A provenance file is clear-signed. This provides cryptographic verification that a particular block of information (Chart.yaml, archive file, images) have not been tampered with or altered. To learn more, read the GnuPG documentation on clear signatures: https://www.gnupg.org/gph/en/manual/x135.html
The cryptography used by Helm should be compatible with OpenGPG. For example, you should be able to verify a signature by importing the desired public key and using `gpg --verify`, `keybase pgp verify`, or similar:
$ gpg --verify some.sig gpg: Signature made Mon Jul 25 17:23:44 2016 MDT using RSA key ID 1FC18762 gpg: Good signature from "Helm Testing (This key should only be used for testing. DO NOT TRUST.) <helm-testing@helm.sh>" [ultimate]
Index ¶
Constants ¶
This section is empty.
Variables ¶
This section is empty.
Functions ¶
This section is empty.
Types ¶
type Signatory ¶
type Signatory struct { // The signatory for this instance of Helm. This is used for signing. Entity *openpgp.Entity // The keyring for this instance of Helm. This is used for verification.
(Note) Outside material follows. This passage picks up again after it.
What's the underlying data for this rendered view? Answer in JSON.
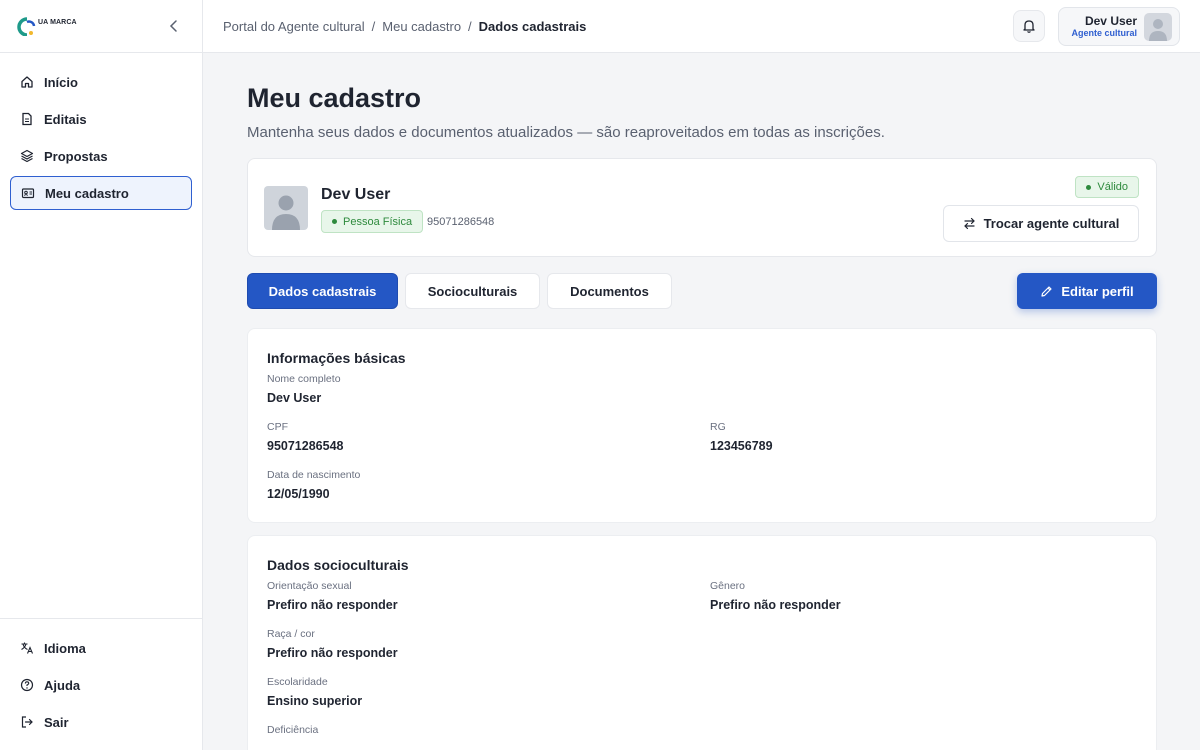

KeyRing openpgp.EntityList }
Signatory signs things.
Signatories can be constructed from a PGP private key file using NewFromFiles or they can be constructed manually by setting the Entity to a valid PGP entity.
The same Signatory can be used to sign or validate multiple charts.
func NewFromFiles ¶
NewFromFiles constructs a new Signatory from the PGP key in the given filename.
This will emit an error if it cannot find a valid GPG keyfile (entity) at the given location.
Note that the keyfile may have just a public key, just a private key, or both. The Signatory methods may have different requirements of the keys. For example, ClearSign must have a valid `openpgp.Entity.PrivateKey` before it can sign something.
func NewFromKeyring ¶
NewFromKeyring reads a keyring file and creates a Signatory.
If id is not the empty string, this will also try to find an Entity in the keyring whose name matches, and set that as the signing entity. It will return an error if the id is not empty and also not found.
type SumCollection ¶
type SumCollection struct { Files map[string]string `json:"files"` Images map[string]string `json:"images,omitempty"` }
SumCollection represents a collection of file and image checksums.
Files are of the form:
FILENAME: "sha256:SUM"
Images are of the form:
"IMAGE:TAG": "sha256:SUM"
Docker optionally supports sha512, and if this is the case, the hash marker will be 'sha512' instead of 'sha256'.
type Verification ¶
type Verification struct { // SignedBy contains the entity that signed a chart. SignedBy *openpgp.Entity // FileHash is the hash, prepended with the scheme, for the file that was verified. FileHash string }
Verification contains information about a verification operation.